As a child I often remember looking at movies from the Old West about lynchings of innocent as well as guilty people. We have long been educated in the principles of justice and democracy. We have all been taught that we cannot take the law into our own hands. Why? Obviously, our gut reactions are just that, reactions from the gut only, reactions which have at no stage engaged the reasons of the brain or the considered judgements of the mind.
I understand anger. After living in this world for 49 years I appreciate that all our emotions – the whole gamut of them – must be given appropriate expression. The key word here is “appropriate”. It is good to be angry, but not good at all if in expressing that anger I injure another- be he or she guilty or innocent! That’s what I have been attempting for the past three weeks in my fifth year class – to attempt to come to grips with anger and with strategies for the appropriate expression of that anger. I was always taken with what I learned many years ago at college during psychology classes – emotions are neither good or bad, they just are. It’s their wrongful expression that can be bad. This is good psychology and indeed morality.
Raw emotions don’t make for good ethics or good morality. Raw emotions would lead to criminals being strung up from the lamp posts of our towns and cities. Couldn’t you just imagine it now – a corpse here and there with a cardboard sign around its neck with “rapist,” “paedophile”, “murderer” etc printed in red on it! Mob rule is no rule. Mob rule is anarchy. Due process is slow by its very nature as it gives to all, victim and criminal, a fair hearing and a fair trial. Needless to say, I’m not allowing here for the possible and distinct corruption of the police force, the stitching up of the accused, the possibly better equipped law teams of the likes of the OJ Simpsons of this world and the other inequities of our law system. Whatever the down side of our legal system may be, due process is a fairer and more equitable system than lynchings and mob rule.

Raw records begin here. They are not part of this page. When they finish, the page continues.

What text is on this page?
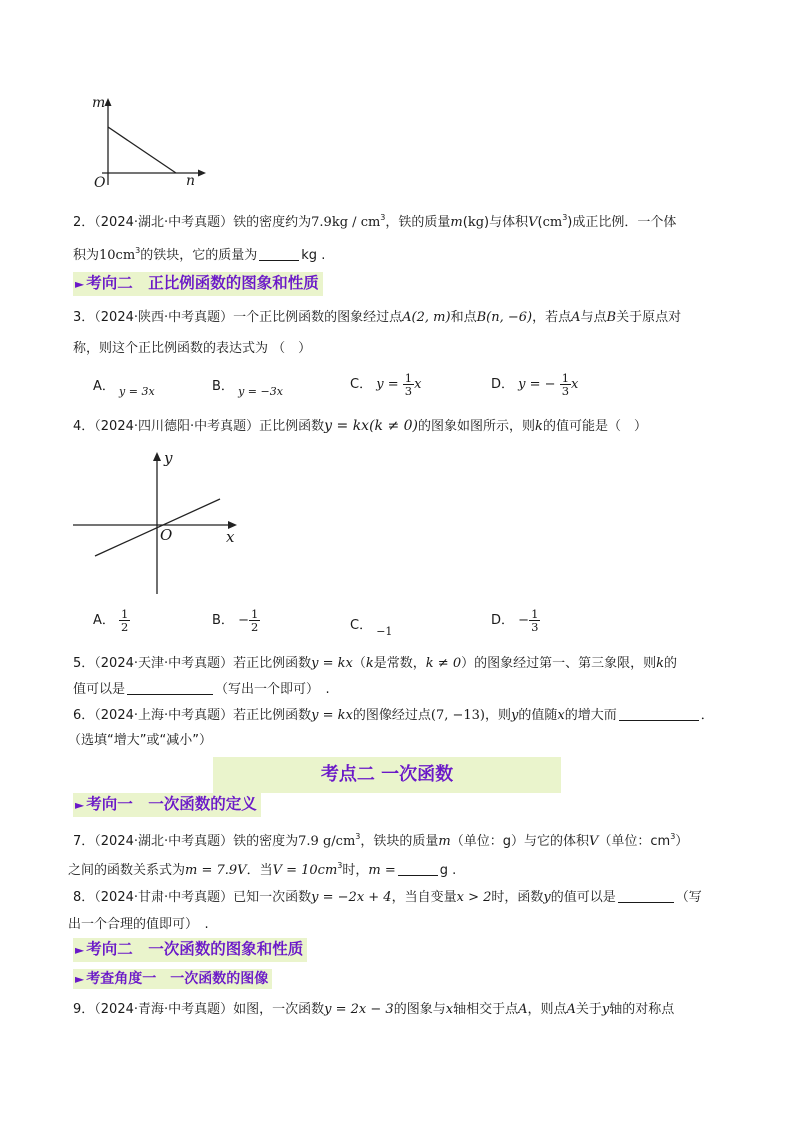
m
n
O
2．（2024·湖北·中考真题）铁的密度约为$7.9kg / cm^3$，铁的质量m(kg)与体积$V(cm^3)$成正比例．一个体
积为$10cm^3$的铁块，它的质量为	kg .
► 考向二　正比例函数的图象和性质
3．（2024·陕西·中考真题）一个正比例函数的图象经过点A(2, m)和点B(n, −6)，若点A与点B关于原点对
称，则这个正比例函数的表达式为 （　）
A． $_{y = 3x}$	B． $_{y = -3x}$	C． $y = \frac{1}{3}$ x	D． y = − $\frac{1}{3}$ x
4．（2024·四川德阳·中考真题）正比例函数y = kx(k ≠ 0)的图象如图所示，则k的值可能是（　）
y
x
O
A． $\frac{1}{2}$	B． − $\frac{1}{2}$	C． $_{-1}$
D． − $\frac{1}{3}$
5．（2024·天津·中考真题）若正比例函数y = kx（k是常数，k ≠ 0）的图象经过第一、第三象限，则k的
值可以是	（写出一个即可）　.
6．（2024·上海·中考真题）若正比例函数y = kx的图像经过点(7, −13)，则y的值随x的增大而	．
（选填“增大”或“减小”）
考点二 一次函数
► 考向一　一次函数的定义
7．（2024·湖北·中考真题）铁的密度为7.9 $g/cm^3$，铁块的质量m（单位：g）与它的体积V（单位：$cm^3$）
之间的函数关系式为m = 7.9V．当$V = 10cm^3$时，m =	g .
8．（2024·甘肃·中考真题）已知一次函数y = −2x + 4，当自变量x > 2时，函数y的值可以是	（写
出一个合理的值即可）　.
► 考向二　一次函数的图象和性质
► 考查角度一　一次函数的图像
9．（2024·青海·中考真题）如图，一次函数y = 2x − 3的图象与x轴相交于点A，则点A关于y轴的对称点
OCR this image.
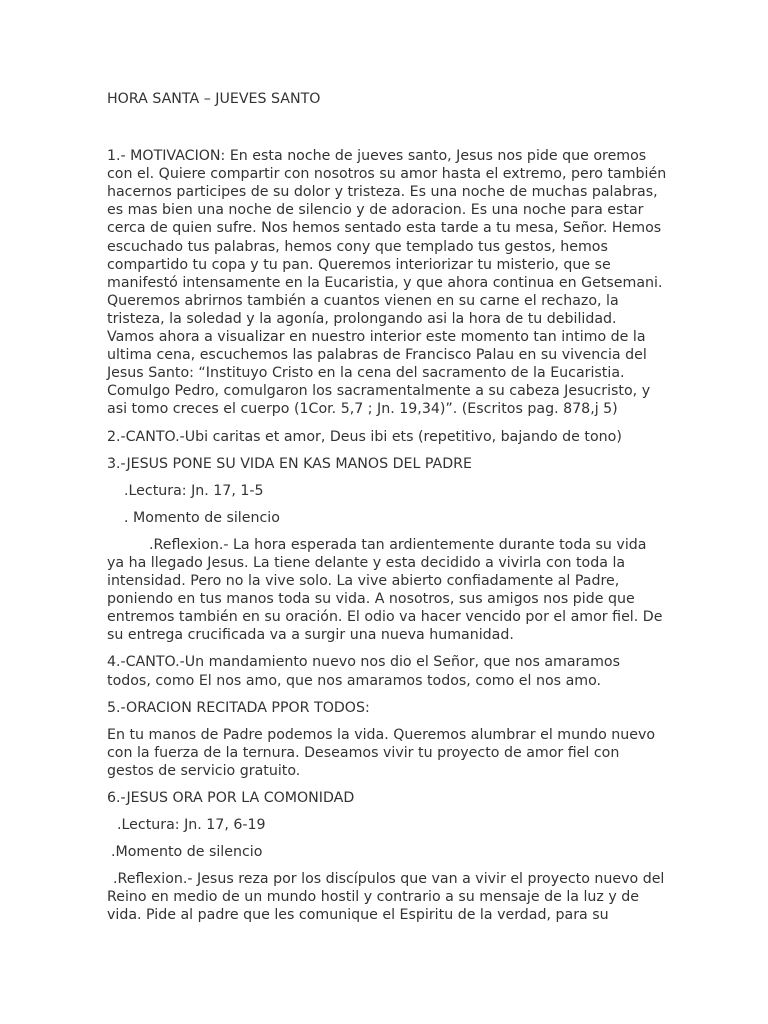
HORA SANTA – JUEVES SANTO

1.- MOTIVACION: En esta noche de jueves santo, Jesus nos pide que oremos con el. Quiere compartir con nosotros su amor hasta el extremo, pero también hacernos participes de su dolor y tristeza. Es una noche de muchas palabras, es mas bien una noche de silencio y de adoracion. Es una noche para estar cerca de quien sufre. Nos hemos sentado esta tarde a tu mesa, Señor. Hemos escuchado tus palabras, hemos cony que templado tus gestos, hemos compartido tu copa y tu pan. Queremos interiorizar tu misterio, que se manifestó intensamente en la Eucaristia, y que ahora continua en Getsemani. Queremos abrirnos también a cuantos vienen en su carne el rechazo, la tristeza, la soledad y la agonía, prolongando asi la hora de tu debilidad. Vamos ahora a visualizar en nuestro interior este momento tan intimo de la ultima cena, escuchemos las palabras de Francisco Palau en su vivencia del Jesus Santo: “Instituyo Cristo en la cena del sacramento de la Eucaristia. Comulgo Pedro, comulgaron los sacramentalmente a su cabeza Jesucristo, y asi tomo creces el cuerpo (1Cor. 5,7 ; Jn. 19,34)”. (Escritos pag. 878,j 5)

2.-CANTO.-Ubi caritas et amor, Deus ibi ets (repetitivo, bajando de tono)

3.-JESUS PONE SU VIDA EN KAS MANOS DEL PADRE

.Lectura: Jn. 17, 1-5

. Momento de silencio

.Reflexion.- La hora esperada tan ardientemente durante toda su vida ya ha llegado Jesus. La tiene delante y esta decidido a vivirla con toda la intensidad. Pero no la vive solo. La vive abierto confiadamente al Padre, poniendo en tus manos toda su vida. A nosotros, sus amigos nos pide que entremos también en su oración. El odio va hacer vencido por el amor fiel. De su entrega crucificada va a surgir una nueva humanidad.

4.-CANTO.-Un mandamiento nuevo nos dio el Señor, que nos amaramos todos, como El nos amo, que nos amaramos todos, como el nos amo.

5.-ORACION RECITADA PPOR TODOS:

En tu manos de Padre podemos la vida. Queremos alumbrar el mundo nuevo con la fuerza de la ternura. Deseamos vivir tu proyecto de amor fiel con gestos de servicio gratuito.

6.-JESUS ORA POR LA COMONIDAD

.Lectura: Jn. 17, 6-19

.Momento de silencio

.Reflexion.- Jesus reza por los discípulos que van a vivir el proyecto nuevo del Reino en medio de un mundo hostil y contrario a su mensaje de la luz y de vida. Pide al padre que les comunique el Espiritu de la verdad, para su
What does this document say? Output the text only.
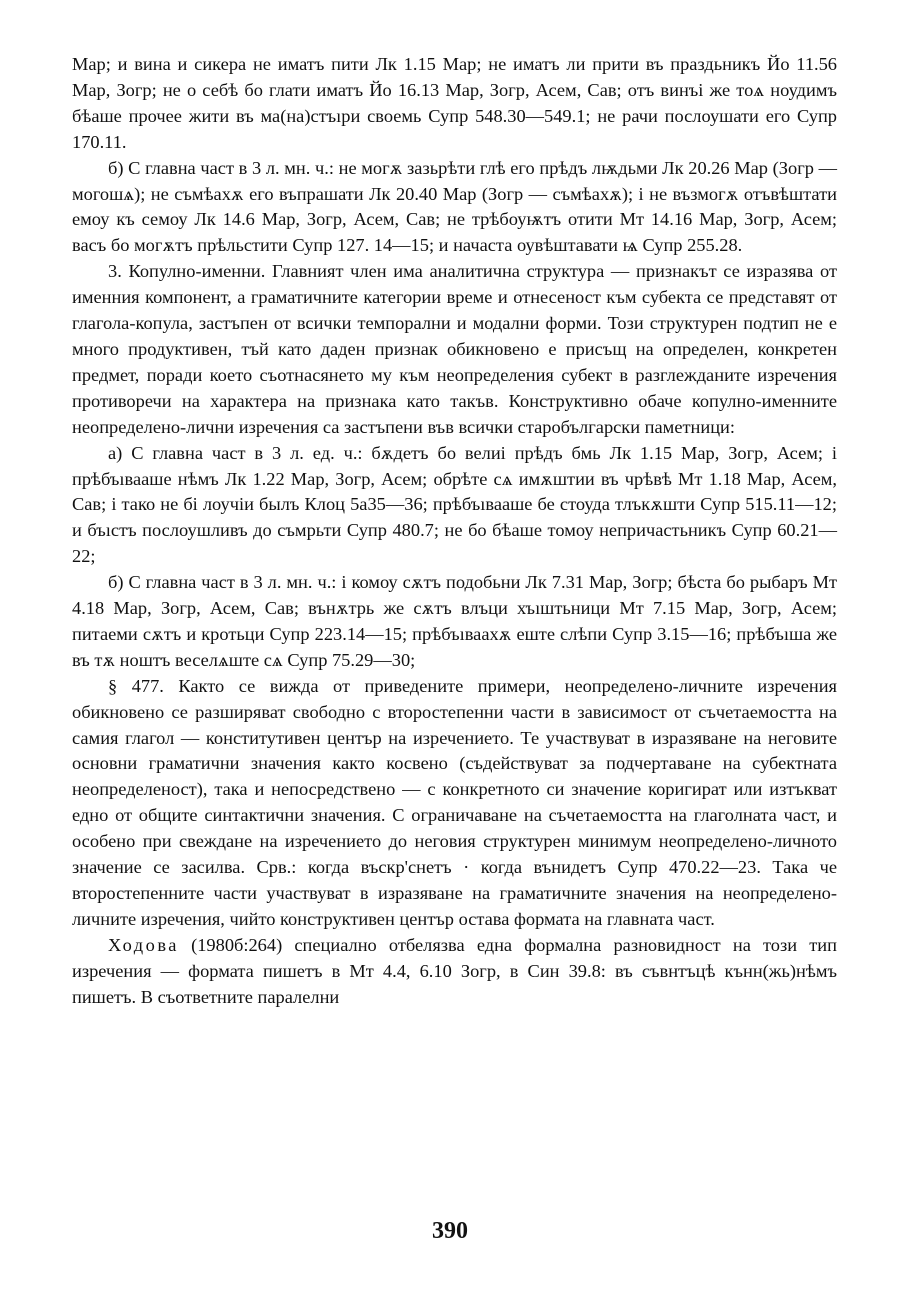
Мар; и вина и сикера не иматъ пити Лк 1.15 Мар; не иматъ ли прити въ праздьникъ Йо 11.56 Мар, Зогр; не о себѣ бо глати иматъ Йо 16.13 Мар, Зогр, Асем, Сав; отъ винъі же тоѧ ноудимъ бѣаше прочее жити въ ма(на)стъıри своемь Супр 548.30—549.1; не рачи послоушати его Супр 170.11.

б) С главна част в 3 л. мн. ч.: не могѫ зазьрѣти глѣ его прѣдъ лѭдьми Лк 20.26 Мар (Зогр — могошѧ); не съмѣахѫ его въпрашати Лк 20.40 Мар (Зогр — съмѣахѫ); і не възмогѫ отъвѣштати емоу къ семоу Лк 14.6 Мар, Зогр, Асем, Сав; не трѣбоуѭтъ отити Мт 14.16 Мар, Зогр, Асем; васъ бо могѫтъ прѣльстити Супр 127. 14—15; и начаста оувѣштавати ѩ Супр 255.28.

3. Копулно-именни. Главният член има аналитична структура — признакът се изразява от именния компонент, а граматичните категории време и отнесеност към субекта се представят от глагола-копула, застъпен от всички темпорални и модални форми. Този структурен подтип не е много продуктивен, тъй като даден признак обикновено е присъщ на определен, конкретен предмет, поради което съотнасянето му към неопределения субект в разглежданите изречения противоречи на характера на признака като такъв. Конструктивно обаче копулно-именните неопределено-лични изречения са застъпени във всички старобългарски паметници:

а) С главна част в 3 л. ед. ч.: бѫдетъ бо велиі прѣдъ бмь Лк 1.15 Мар, Зогр, Асем; і прѣбъıвааше нѣмъ Лк 1.22 Мар, Зогр, Асем; обрѣте сѧ имѫштии въ чрѣвѣ Мт 1.18 Мар, Асем, Сав; і тако не бі лоучіи былъ Клоц 5а35—36; прѣбъıвааше бе стоуда тлъкѫшти Супр 515.11—12; и бъıстъ послоушливъ до съмрьти Супр 480.7; не бо бѣаше томоу непричастьникъ Супр 60.21—22;

б) С главна част в 3 л. мн. ч.: і комоу сѫтъ подобьни Лк 7.31 Мар, Зогр; бѣста бо рыбаръ Мт 4.18 Мар, Зогр, Асем, Сав; вънѫтрь же сѫтъ влъци хъıштьници Мт 7.15 Мар, Зогр, Асем; питаеми сѫтъ и кротьци Супр 223.14—15; прѣбъıваахѫ еште слѣпи Супр 3.15—16; прѣбъıша же въ тѫ ноштъ веселѧште сѧ Супр 75.29—30;

§ 477. Както се вижда от приведените примери, неопределено-личните изречения обикновено се разширяват свободно с второстепенни части в зависимост от съчетаемостта на самия глагол — конститутивен център на изречението. Те участвуват в изразяване на неговите основни граматични значения както косвено (съдействуват за подчертаване на субектната неопределеност), така и непосредствено — с конкретното си значение коригират или изтъкват едно от общите синтактични значения. С ограничаване на съчетаемостта на глаголната част, и особено при свеждане на изречението до неговия структурен минимум неопределено-личното значение се засилва. Срв.: когда въскр'снетъ · когда вънидетъ Супр 470.22—23. Така че второстепенните части участвуват в изразяване на граматичните значения на неопределено-личните изречения, чийто конструктивен център остава формата на главната част.

Ходова (1980б:264) специално отбелязва една формална разновидност на този тип изречения — формата пишетъ в Мт 4.4, 6.10 Зогр, в Син 39.8: въ съвнтъцѣ кънн(жь)нѣмъ пишетъ. В съответните паралелни

390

In the end of the day I suppose the importance of shows like Live Line is that it affords people an avenue to express these raw emotions, and that hopefully in so doing they help dissipate the rawness of the reaction thereby allowing for a more rational consideration of the albeit disturbing case being discussed. If this is the role of such shows then they serve a good legitimate function. However, I also fear that such shows can whip up emotions rather than quell or calm them.
What we all need is space to be at peace. The above photograph is one I took in Summer 2003 in St Stephens Green Dublin. A lovely peaceful scene no?